On a recent Tuesday evening, people in business attire at Long Island Summer Lounge (www.longislandlounge.de) sipped cocktails on the bar’s wooden decks as a breeze played its part in setting the maritime scene. A waiter wearing a nautical-inspired shirt lit candles in lanterns, while couples who had long since left the office snuggled up closely on sofas and canopied daybeds. Reminiscent of a cruise ship, the bar is a prime play spot for parents and kids during the day, with its fenced-off jungle gym and pool, but transforms into a adult-only cocktail venue by night.

Andrea Tassinari, an Italian IT consultant who works in the finance sector and has lived in Frankfurt for 10 years, frequents the Long Island Summer Lounge, often with his kids. He considers it a place to relax and retreat from life’s hectic pace. “You get the feeling that you’re sitting over the ocean,” he says.

Another patron, Uwe Lipphardt, a lawyer in Frankfurt, has been visiting the bar four to six times a month since it opened. He keeps returning because the lounge is different than what you’d expect in downtown Frankfurt, he says, adding that people are friendly, especially when the bar is filled to its capacity of 1,000 people. “It’s easy to chat people up, and if you look at the opposite sex, there’s an attractive offering,” Mr. Lipphardt says.

In Hamburg, atop the George Hotel (www.thegeorge-hotel.de), the Campari Lounge offers restaurant-goers prime sunset vistas over the city’s Alster lake, spotted with hundreds of small sailboats on any given summer day. With a menu of light Italian antipasti, the bar is frequented by those who put a premium on style and appreciate a good cocktail, the hotel’s marketing manager, Oriana Hertlein, says.

Gunda Patzke, a photographers’ agent who travels to Hamburg on business, says she has a feeling of “freedom and independence” when she looks over the lake from the rooftop bar at the George. “It’s a funky and stylish atmosphere.”

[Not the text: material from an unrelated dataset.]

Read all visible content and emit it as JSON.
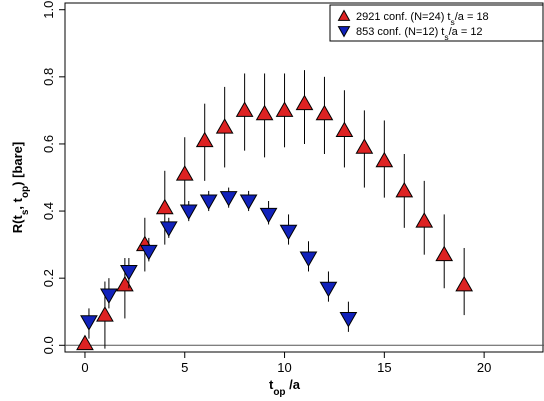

Meanwhile, in Munich, two downtown rooftop terraces atop luxury hotels offer picturesque views of the city’s Frauenkirche cathedral against a backdrop of the distant Alps.

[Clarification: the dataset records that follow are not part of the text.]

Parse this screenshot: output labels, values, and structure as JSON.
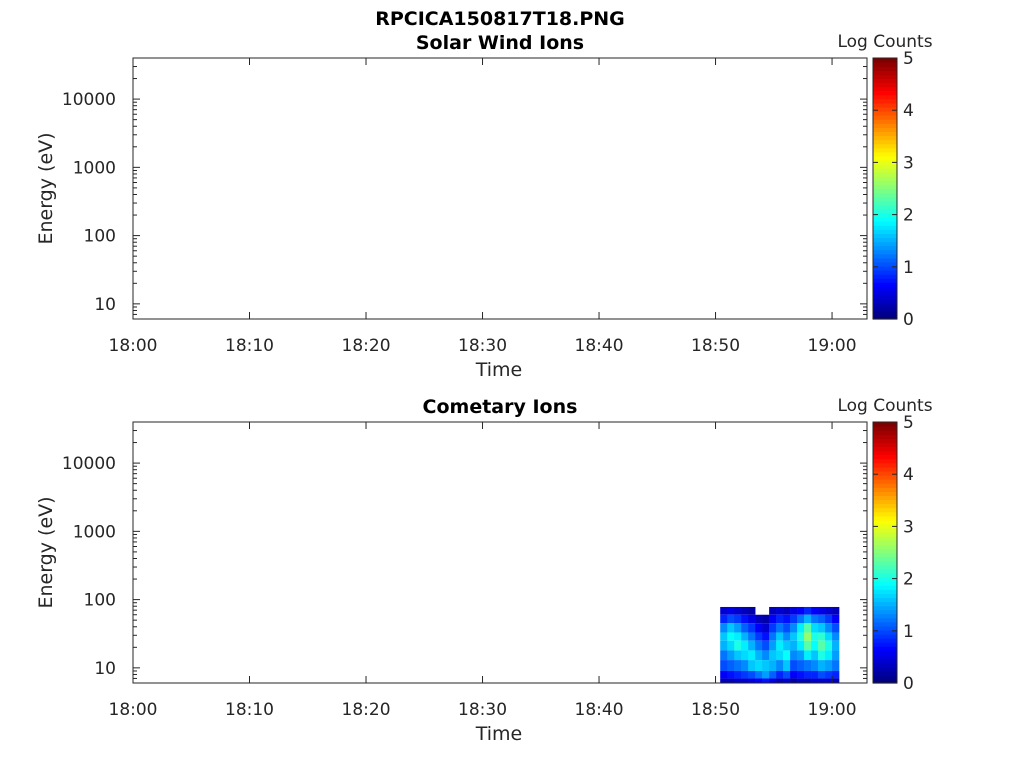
{
  "figure_title": "RPCICA150817T18.PNG",
  "colors": {
    "axis": "#262626",
    "background": "#ffffff"
  },
  "chart_data": [
    {
      "type": "heatmap",
      "title": "Solar Wind Ions",
      "xlabel": "Time",
      "ylabel": "Energy (eV)",
      "x_ticks": [
        "18:00",
        "18:10",
        "18:20",
        "18:30",
        "18:40",
        "18:50",
        "19:00"
      ],
      "xlim_minutes": [
        0,
        63
      ],
      "y_scale": "log",
      "ylim": [
        6,
        40000
      ],
      "y_ticks": [
        10,
        100,
        1000,
        10000
      ],
      "y_tick_labels": [
        "10",
        "100",
        "1000",
        "10000"
      ],
      "colorbar": {
        "label": "Log Counts",
        "range": [
          0,
          5
        ],
        "ticks": [
          "0",
          "1",
          "2",
          "3",
          "4",
          "5"
        ],
        "colormap": "jet"
      },
      "data": []
    },
    {
      "type": "heatmap",
      "title": "Cometary Ions",
      "xlabel": "Time",
      "ylabel": "Energy (eV)",
      "x_ticks": [
        "18:00",
        "18:10",
        "18:20",
        "18:30",
        "18:40",
        "18:50",
        "19:00"
      ],
      "xlim_minutes": [
        0,
        63
      ],
      "y_scale": "log",
      "ylim": [
        6,
        40000
      ],
      "y_ticks": [
        10,
        100,
        1000,
        10000
      ],
      "y_tick_labels": [
        "10",
        "100",
        "1000",
        "10000"
      ],
      "colorbar": {
        "label": "Log Counts",
        "range": [
          0,
          5
        ],
        "ticks": [
          "0",
          "1",
          "2",
          "3",
          "4",
          "5"
        ],
        "colormap": "jet"
      },
      "data": [
        {
          "minute": 50.4,
          "energies": [
            78,
            60,
            45,
            33,
            25,
            18,
            13,
            9,
            7
          ],
          "log_counts": [
            0.4,
            0.8,
            1.3,
            1.6,
            1.5,
            1.2,
            1.0,
            0.6,
            0.3
          ]
        },
        {
          "minute": 51.0,
          "energies": [
            78,
            60,
            45,
            33,
            25,
            18,
            13,
            9,
            7
          ],
          "log_counts": [
            0.5,
            1.0,
            1.6,
            1.9,
            1.7,
            1.4,
            1.1,
            0.7,
            0.3
          ]
        },
        {
          "minute": 51.6,
          "energies": [
            78,
            60,
            45,
            33,
            25,
            18,
            13,
            9,
            7
          ],
          "log_counts": [
            0.4,
            0.9,
            1.4,
            1.8,
            2.0,
            1.6,
            1.2,
            0.8,
            0.4
          ]
        },
        {
          "minute": 52.2,
          "energies": [
            78,
            60,
            45,
            33,
            25,
            18,
            13,
            9,
            7
          ],
          "log_counts": [
            0.3,
            0.7,
            1.1,
            1.5,
            1.8,
            1.7,
            1.3,
            0.9,
            0.4
          ]
        },
        {
          "minute": 52.8,
          "energies": [
            78,
            60,
            45,
            33,
            25,
            18,
            13,
            9,
            7
          ],
          "log_counts": [
            0.2,
            0.5,
            0.9,
            1.2,
            1.5,
            1.8,
            1.6,
            1.0,
            0.5
          ]
        },
        {
          "minute": 53.4,
          "energies": [
            78,
            60,
            45,
            33,
            25,
            18,
            13,
            9,
            7
          ],
          "log_counts": [
            0.0,
            0.3,
            0.6,
            0.9,
            1.2,
            1.5,
            1.7,
            1.2,
            0.6
          ]
        },
        {
          "minute": 54.0,
          "energies": [
            78,
            60,
            45,
            33,
            25,
            18,
            13,
            9,
            7
          ],
          "log_counts": [
            0.0,
            0.2,
            0.4,
            0.7,
            1.0,
            1.3,
            1.6,
            1.4,
            0.7
          ]
        },
        {
          "minute": 54.6,
          "energies": [
            78,
            60,
            45,
            33,
            25,
            18,
            13,
            9,
            7
          ],
          "log_counts": [
            0.3,
            0.6,
            0.9,
            1.2,
            1.4,
            1.6,
            1.5,
            1.1,
            0.5
          ]
        },
        {
          "minute": 55.2,
          "energies": [
            78,
            60,
            45,
            33,
            25,
            18,
            13,
            9,
            7
          ],
          "log_counts": [
            0.4,
            0.8,
            1.2,
            1.6,
            1.8,
            1.7,
            1.3,
            0.8,
            0.3
          ]
        },
        {
          "minute": 55.8,
          "energies": [
            78,
            60,
            45,
            33,
            25,
            18,
            13,
            9,
            7
          ],
          "log_counts": [
            0.3,
            0.7,
            1.0,
            1.3,
            1.6,
            1.9,
            1.6,
            1.0,
            0.4
          ]
        },
        {
          "minute": 56.4,
          "energies": [
            78,
            60,
            45,
            33,
            25,
            18,
            13,
            9,
            7
          ],
          "log_counts": [
            0.5,
            0.9,
            1.3,
            1.6,
            1.5,
            1.3,
            1.0,
            0.6,
            0.2
          ]
        },
        {
          "minute": 57.0,
          "energies": [
            78,
            60,
            45,
            33,
            25,
            18,
            13,
            9,
            7
          ],
          "log_counts": [
            0.6,
            1.2,
            1.8,
            2.0,
            1.8,
            1.4,
            1.1,
            0.7,
            0.3
          ]
        },
        {
          "minute": 57.6,
          "energies": [
            78,
            60,
            45,
            33,
            25,
            18,
            13,
            9,
            7
          ],
          "log_counts": [
            0.8,
            1.5,
            2.3,
            2.6,
            2.3,
            1.8,
            1.2,
            0.8,
            0.3
          ]
        },
        {
          "minute": 58.2,
          "energies": [
            78,
            60,
            45,
            33,
            25,
            18,
            13,
            9,
            7
          ],
          "log_counts": [
            0.6,
            1.2,
            1.7,
            2.0,
            1.9,
            1.6,
            1.3,
            0.8,
            0.4
          ]
        },
        {
          "minute": 58.8,
          "energies": [
            78,
            60,
            45,
            33,
            25,
            18,
            13,
            9,
            7
          ],
          "log_counts": [
            0.5,
            1.1,
            1.6,
            2.1,
            2.3,
            2.0,
            1.5,
            1.0,
            0.4
          ]
        },
        {
          "minute": 59.4,
          "energies": [
            78,
            60,
            45,
            33,
            25,
            18,
            13,
            9,
            7
          ],
          "log_counts": [
            0.4,
            0.9,
            1.3,
            1.7,
            2.0,
            1.8,
            1.4,
            0.9,
            0.4
          ]
        },
        {
          "minute": 60.0,
          "energies": [
            78,
            60,
            45,
            33,
            25,
            18,
            13,
            9,
            7
          ],
          "log_counts": [
            0.3,
            0.6,
            1.0,
            1.3,
            1.5,
            1.4,
            1.2,
            0.8,
            0.3
          ]
        }
      ]
    }
  ]
}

At the China Moon Roof Terrace in the Mandarin Oriental Hotel (www.mandarinoriental.com/munich)— Germany’s only Mandarin Oriental—guests can enjoy sushi and light snacks with Middle Eastern and Asian accents, while taking in a 360-degree panorama of Munich’s monuments.

Götz A. Primke, a local restaurant critic, is drawn to the China Moon for the setting and the relaxed ambience. “The atmosphere makes you want to stay a while,” he says.

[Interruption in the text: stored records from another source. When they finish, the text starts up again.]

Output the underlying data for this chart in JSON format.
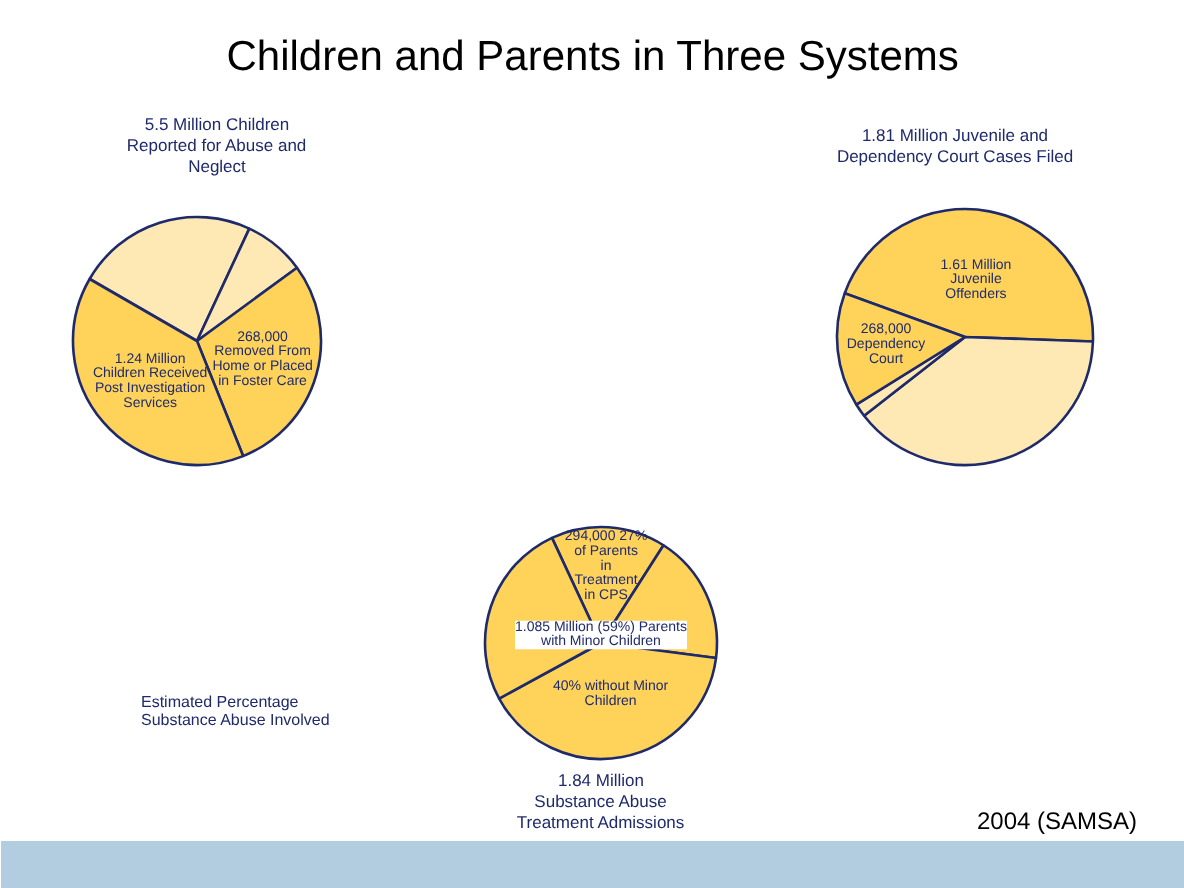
{
  "chart_data": [
    {
      "type": "pie",
      "title": "5.5 Million Children Reported for Abuse and Neglect",
      "categories": [
        null,
        null,
        "268,000 Removed From Home or Placed in Foster Care",
        "1.24 Million Children Received Post Investigation Services"
      ],
      "values": [
        23.6,
        8,
        29,
        39.4
      ],
      "colors": [
        "#fee9b4",
        "#fee9b4",
        "#ffd35a",
        "#ffd35a"
      ]
    },
    {
      "type": "pie",
      "title": "1.81 Million Juvenile and Dependency Court Cases Filed",
      "categories": [
        "1.61 Million Juvenile Offenders",
        null,
        null,
        "268,000 Dependency Court"
      ],
      "values": [
        45,
        38.9,
        1.7,
        14.4
      ],
      "colors": [
        "#ffd35a",
        "#fee9b4",
        "#fee9b4",
        "#ffd35a"
      ]
    },
    {
      "type": "pie",
      "title": "1.84 Million Substance Abuse Treatment Admissions",
      "categories": [
        "294,000 27% of Parents in Treatment in CPS",
        null,
        "40% without Minor Children",
        null
      ],
      "values": [
        16,
        18,
        40,
        26
      ],
      "colors": [
        "#ffd35a",
        "#ffd35a",
        "#ffd35a",
        "#ffd35a"
      ],
      "annotations": [
        "1.085 Million (59%) Parents with Minor Children"
      ]
    },
    {
      "type": "other",
      "title": "Children and Parents in Three Systems",
      "annotations": [
        "Estimated Percentage Substance Abuse Involved",
        "2004 (SAMSA)"
      ]
    }
  ]
}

The Hotel Bayerischer Hof (www.bayerischerhof.de) features a spa created by French interior designer and architect Andrée Putman, with a roof terrace open to the public. On warm days, the hotel’s kitchen staff barbeques next to the pool. They serve seafood and steaks to guests in business suits at one table and spa-goers in robes at the next. In the winter, the rooftop is transformed to a so-called “polar” bar at which guests can wrap up in blankets and sit outside, enjoying warm drinks and Alpine air.

Over in Berlin, two rooftop beach bars offer sand, lounge chairs and views of the metropolis. The first, Deck 5 (www.freiluftrebellen.de/deck-5) in Prenzlauer Berg atop the Schoenhauser Allee Shopping Center parking garage, overlooking Potsdamer Platz, serves light fare and Sunday brunch. The second, StrandLitz (www.freiluftrebellen.de/steglitz), is atop the Forum Steglitz parking garage in Steglitz. Both are run by BMH Gastro GmbH.

At Stuttgart’s Sky Beach (www.skybeach.de), which boasts 100 tons of white sand and a vista over the city’s signature television tower and surrounding hills, watch out for squirt-gun-toting guests and flying volleyballs. Owner Lothar Müller says he had classic beach bars in Italy or Spain in mind when he built Sky Beach, which serves cocktails including mojitos, caipirinhas and sex on the beach.

Mr. Müller licenses the bar’s concept, and Andreas Keunecke opened a second Sky Beach in Cologne in 2006 that looks out on the city’s Gothic cathedral and provides the best seats in town for the annual fireworks gala. Perched on the rooftop of the Aral parking garage, the bar is a favorite among sun seekers. And, as Mr. Keunecke points out, Sky Beach Cologne is 35 meters closer to the sun than the beach bars along the Rhine.